Miss Peregrine's Home for Peculiar Children
by Ransom Riggs
Disclaimer: Do not read this book alone late at night. The pictures are creepy! But FYI- adolescents LOVE that about this book :) I only have to show them a couple pictures and tell them about the plot, and they're lining up to read it.
Jacob grew up hearing his grandpa's ghost stories and tales about the peculiar children he grew up with as a Jewish WWII refuge in England. But when Jacob's grandpa suffers a horrific death, Jacob starts to think that maybe there is truth to these stories. He returns to Miss Peregrine's Home to learn what he can and determine the truth.
All the Truth That's in Me by Julie berry
Judith returns after having been missing for four years with no explanation for her absence, no tongue, and no explanation for the death of her best friend who also went missing at the same time. Her town fears her and she become a quiet, lone outcast, distrusted by her own family and ignored by her former friends. But while the truth is dangerous for Judith and those she loves, it could also be the only means of saving them.
This was an interesting idea for a book. I didn't love it, but it was an interesting story. Because of the way the story is told, you never really know the whole story until the end.
Maus by Art Spiegleman
As a graphic novel, this is a unique and unexpected format for a historical fiction book about the Holocaust, but it definitely reaches an audience that otherwise would not read similar genres. As you can imagine, this is especially powerful for students. But don't be fooled by the comic book feel of this book- the topic is no laughing matter and the story is as real as any other book on this topic.
The author write his father's story as a Holocaust survivor. As a Jew in Poland, Spiegelman's parents and older brother had been caught in the turmoil of WWII. They hid, finding refuge from the sympathetic, but eventually ended up in a concentration camp.

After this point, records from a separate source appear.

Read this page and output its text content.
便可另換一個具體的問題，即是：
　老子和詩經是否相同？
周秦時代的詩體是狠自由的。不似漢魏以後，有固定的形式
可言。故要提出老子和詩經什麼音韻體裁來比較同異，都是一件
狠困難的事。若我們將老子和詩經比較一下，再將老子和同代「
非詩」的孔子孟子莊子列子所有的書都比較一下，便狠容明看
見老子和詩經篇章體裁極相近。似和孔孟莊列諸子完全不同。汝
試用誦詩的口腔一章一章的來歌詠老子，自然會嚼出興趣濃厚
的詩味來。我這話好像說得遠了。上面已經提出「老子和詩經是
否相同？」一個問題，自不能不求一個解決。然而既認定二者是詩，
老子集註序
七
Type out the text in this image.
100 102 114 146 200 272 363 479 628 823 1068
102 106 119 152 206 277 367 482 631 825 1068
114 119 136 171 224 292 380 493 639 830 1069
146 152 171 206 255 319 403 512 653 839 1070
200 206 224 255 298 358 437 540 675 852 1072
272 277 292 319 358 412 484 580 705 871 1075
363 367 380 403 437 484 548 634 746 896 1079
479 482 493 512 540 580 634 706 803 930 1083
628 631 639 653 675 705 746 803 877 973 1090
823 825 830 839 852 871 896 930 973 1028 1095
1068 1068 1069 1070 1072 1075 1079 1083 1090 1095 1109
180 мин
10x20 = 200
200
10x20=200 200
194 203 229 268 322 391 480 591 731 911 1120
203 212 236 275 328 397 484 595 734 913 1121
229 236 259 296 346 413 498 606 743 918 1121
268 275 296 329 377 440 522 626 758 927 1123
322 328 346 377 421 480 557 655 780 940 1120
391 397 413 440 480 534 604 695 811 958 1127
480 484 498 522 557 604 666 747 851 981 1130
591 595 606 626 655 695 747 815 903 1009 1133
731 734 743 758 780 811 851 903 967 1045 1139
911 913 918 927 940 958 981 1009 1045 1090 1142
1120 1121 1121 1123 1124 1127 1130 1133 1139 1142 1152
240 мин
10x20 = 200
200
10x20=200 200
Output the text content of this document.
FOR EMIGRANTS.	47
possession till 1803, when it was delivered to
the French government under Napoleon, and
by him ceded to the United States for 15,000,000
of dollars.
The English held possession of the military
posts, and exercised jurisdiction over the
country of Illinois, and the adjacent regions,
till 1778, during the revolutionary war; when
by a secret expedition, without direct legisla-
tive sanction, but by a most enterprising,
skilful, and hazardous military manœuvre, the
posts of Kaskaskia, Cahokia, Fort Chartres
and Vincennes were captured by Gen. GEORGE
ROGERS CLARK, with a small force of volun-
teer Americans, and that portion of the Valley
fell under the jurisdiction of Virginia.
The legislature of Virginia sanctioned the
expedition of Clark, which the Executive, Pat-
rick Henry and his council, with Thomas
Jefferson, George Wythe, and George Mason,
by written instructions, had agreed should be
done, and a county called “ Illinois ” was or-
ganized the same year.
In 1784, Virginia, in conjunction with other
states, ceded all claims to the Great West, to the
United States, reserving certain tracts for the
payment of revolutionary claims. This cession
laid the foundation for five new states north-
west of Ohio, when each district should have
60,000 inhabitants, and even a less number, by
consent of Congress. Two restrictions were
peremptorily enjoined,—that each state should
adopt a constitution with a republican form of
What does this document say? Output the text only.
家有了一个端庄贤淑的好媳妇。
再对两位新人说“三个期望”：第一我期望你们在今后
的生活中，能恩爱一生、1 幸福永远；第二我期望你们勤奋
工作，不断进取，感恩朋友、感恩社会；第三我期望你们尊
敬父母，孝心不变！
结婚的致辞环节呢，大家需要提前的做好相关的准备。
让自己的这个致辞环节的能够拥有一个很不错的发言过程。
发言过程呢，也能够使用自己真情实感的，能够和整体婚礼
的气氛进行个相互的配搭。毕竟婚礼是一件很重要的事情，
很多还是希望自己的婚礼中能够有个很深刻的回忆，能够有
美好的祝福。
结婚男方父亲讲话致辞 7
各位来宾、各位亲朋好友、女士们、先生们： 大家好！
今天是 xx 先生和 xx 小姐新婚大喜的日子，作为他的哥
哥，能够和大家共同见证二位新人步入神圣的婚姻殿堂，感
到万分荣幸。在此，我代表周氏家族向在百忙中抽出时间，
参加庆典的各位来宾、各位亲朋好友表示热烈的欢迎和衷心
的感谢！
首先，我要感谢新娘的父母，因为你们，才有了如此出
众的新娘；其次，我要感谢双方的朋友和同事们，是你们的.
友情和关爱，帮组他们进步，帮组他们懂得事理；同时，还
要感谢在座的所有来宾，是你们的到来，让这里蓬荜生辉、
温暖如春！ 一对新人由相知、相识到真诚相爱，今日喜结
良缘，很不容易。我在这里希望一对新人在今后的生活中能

Flora & Ulysses by Kate DiCamillo
After being accidentally vacuumed up, a squirrel is brought back to life by a cynical and lonely little girl. Much to their surprise, he finds he now has superpowers- incredible strength, the ability to fly, and a new found knack for poetry. The girl, Flora, names him Ulysses, and the two begin to look out for one another and to seek out a worthy purpose for Ulysses' new powers.
This is a very sweet story. As an English teacher, I love the appeal of the pictures throughout, and I appreciate the vocabulary and the themes of friendship, empathy, and heroism.